Great Deal! Get Instant $10 FREE in Account on First Order + 10% Cashback on Every Order Order Now

Microsoft Word - SIT743-Assignment-1 Page 1 of 8 SIT743 Bayesian Learning and Graphical Models Assignment-1 Total Marks = 120, Weighting - 25% Due date: 26 April 2020 by 11.30 PM...

1 answer below »
Microsoft Word - SIT743-Assignment-1

Page 1 of 8
SIT743 Bayesian Learning and Graphical Models
Assignment-1
Total Marks = 120, Weighting - 25%
Due date: 26 April 2020 by 11.30 PM
---------------------------------------------------------------------------------------------------------------
INSTRUCTIONS:
• For this assignment, you need to submit the following THREE files.

1. A written document (A single pdf only) covering all of the items described in the
questions. All answers to the questions must be written in this document, i.e, not in
the other files (code files) that you will be submitting. All the relevant results
(outputs, figures) obtained by executing your R code must be included in this
document.
For questions that involve mathematical formulas, you may write the answers
manually (hand written answers), scan it to pdf and combine with your answer
document. Submit a combined single pdf of your answer document.

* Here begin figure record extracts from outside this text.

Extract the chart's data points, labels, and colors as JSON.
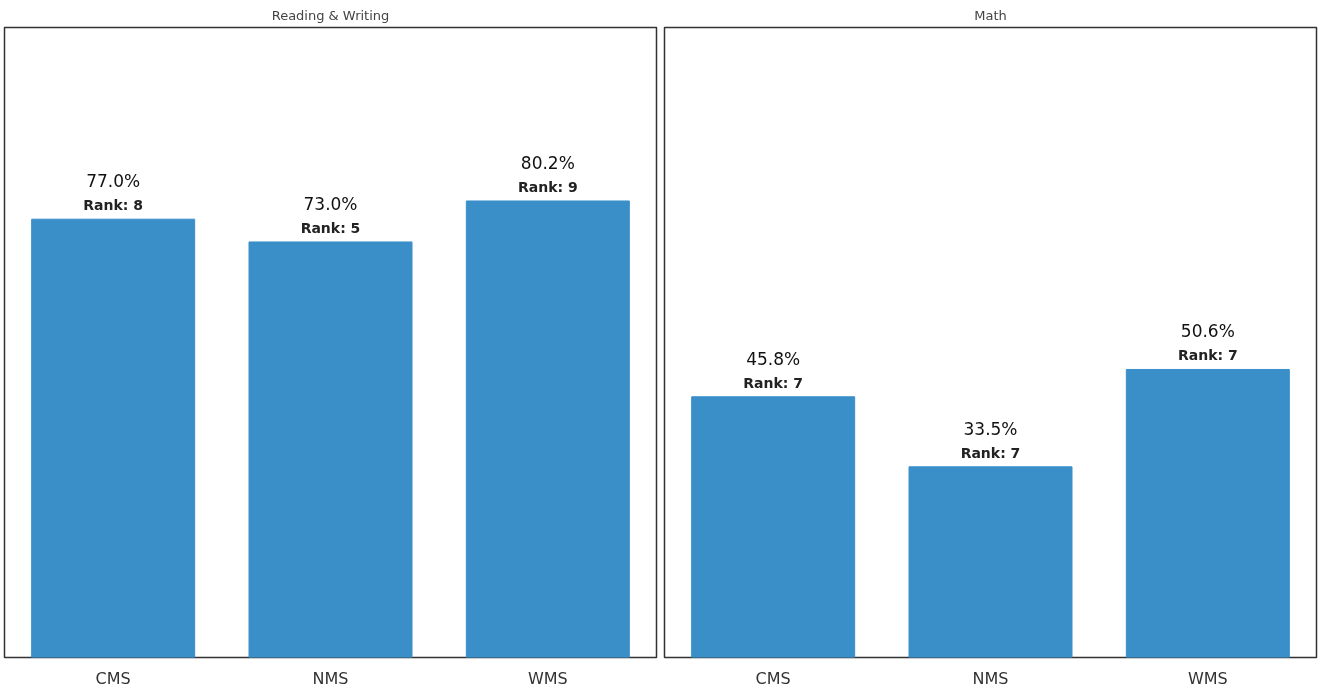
{
  "chart_data": [
    {
      "type": "bar",
      "title": "Reading & Writing",
      "categories": [
        "CMS",
        "NMS",
        "WMS"
      ],
      "values": [
        77.0,
        73.0,
        80.2
      ],
      "color": "#3a8fc9",
      "value_labels": [
        "77.0%",
        "73.0%",
        "80.2%"
      ],
      "annotations": [
        {
          "text": "Rank: 8",
          "x": "CMS",
          "y": 77.0
        },
        {
          "text": "Rank: 5",
          "x": "NMS",
          "y": 73.0
        },
        {
          "text": "Rank: 9",
          "x": "WMS",
          "y": 80.2
        }
      ]
    },
    {
      "type": "bar",
      "title": "Math",
      "categories": [
        "CMS",
        "NMS",
        "WMS"
      ],
      "values": [
        45.8,
        33.5,
        50.6
      ],
      "color": "#3a8fc9",
      "value_labels": [
        "45.8%",
        "33.5%",
        "50.6%"
      ],
      "annotations": [
        {
          "text": "Rank: 7",
          "x": "CMS",
          "y": 45.8
        },
        {
          "text": "Rank: 7",
          "x": "NMS",
          "y": 33.5
        },
        {
          "text": "Rank: 7",
          "x": "WMS",
          "y": 50.6
        }
      ]
    }
  ]
}
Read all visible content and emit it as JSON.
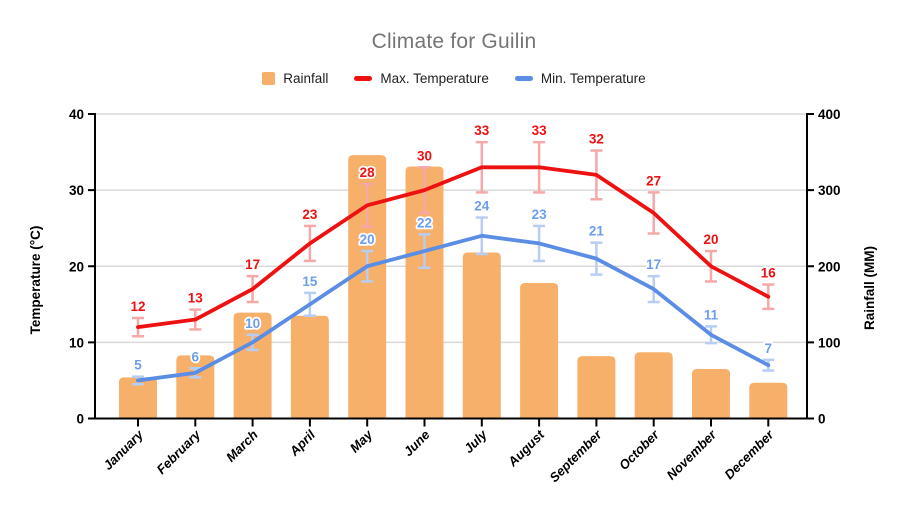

2. A separate “.R” file or ‘.txt’ file containing your code (R-code script) that you
implemented to produce the results. Name the file as “name-StudentID-Ass1-
Code.R" (where `name' is replaced with your name - you can use your surname or
first name, and StudentID with your student ID).
3. A data file named “name-StudentID-LzMyData.txt" (where `name' is replaced with
your name - you can use your surname or first name, and StudentID with your
student ID).
• All the documents and files should be submitted (uploaded) via SIT 743 Clouddeakin
Assignment Dropbox by the due date and time.
• Zip files are NOT accepted. All three files should be uploaded separately to the
CloudDeakin.
• E-mail or manual submissions are NOT allowed. Photos of the document are NOT
allowed.
• The questions Q2 and Q3 do not require any R programming.
=================================================================
Some of the questions in this assignment require you to use the “Lizard Island” dataset. This
dataset is given as a CSV file, named “LZIsData.csv”. You can download this from the
Assignment folder in CloudDeakin. Below is the description of this dataset.
Lizard Island dataset:
This dataset gives the weather measurements collected at Lizard Island, which is an island in
the Great Ba
ier Reef (North Queensland, Australia).
[http:
weather.aims.gov.au/#/station/1166 ].
The data gives 10 minutes sample measurements collected over a 1 month period between
May 2019 and June 2019.
The variables include the following (4 variables; in the same order of columns appear in the
file LZIsData.csv):
Page 2 of 8
Air Temperature: Air temperature in degrees Celsius.
Humidity: Humidity in percentage.
Wind Speed: Maximum Wind speed in kilometre per hou
Air Pressure: pressure measurements expressed in units of Hectopascals
Q1) [19 Marks]:
• Download the data file “LZIsData.csv” and save it to your R working directory.
• Assign the data to a matrix, e.g. using

the.data <- as.matrix(read.csv("LZIsData.csv", header = FALSE, sep = ","))
• Generate a sample of 1500 data using the following:

my.data <- the.data [sample(1: 4464,1500),c(1:4)]
Save “my.data” to a text file titled “name-StudentID-LzMyData.txt" using the
following R code (NOTE: you ‘must’ upload this data text file and the R code along
with your submission. If not, ZERO marks will be given for this whole question).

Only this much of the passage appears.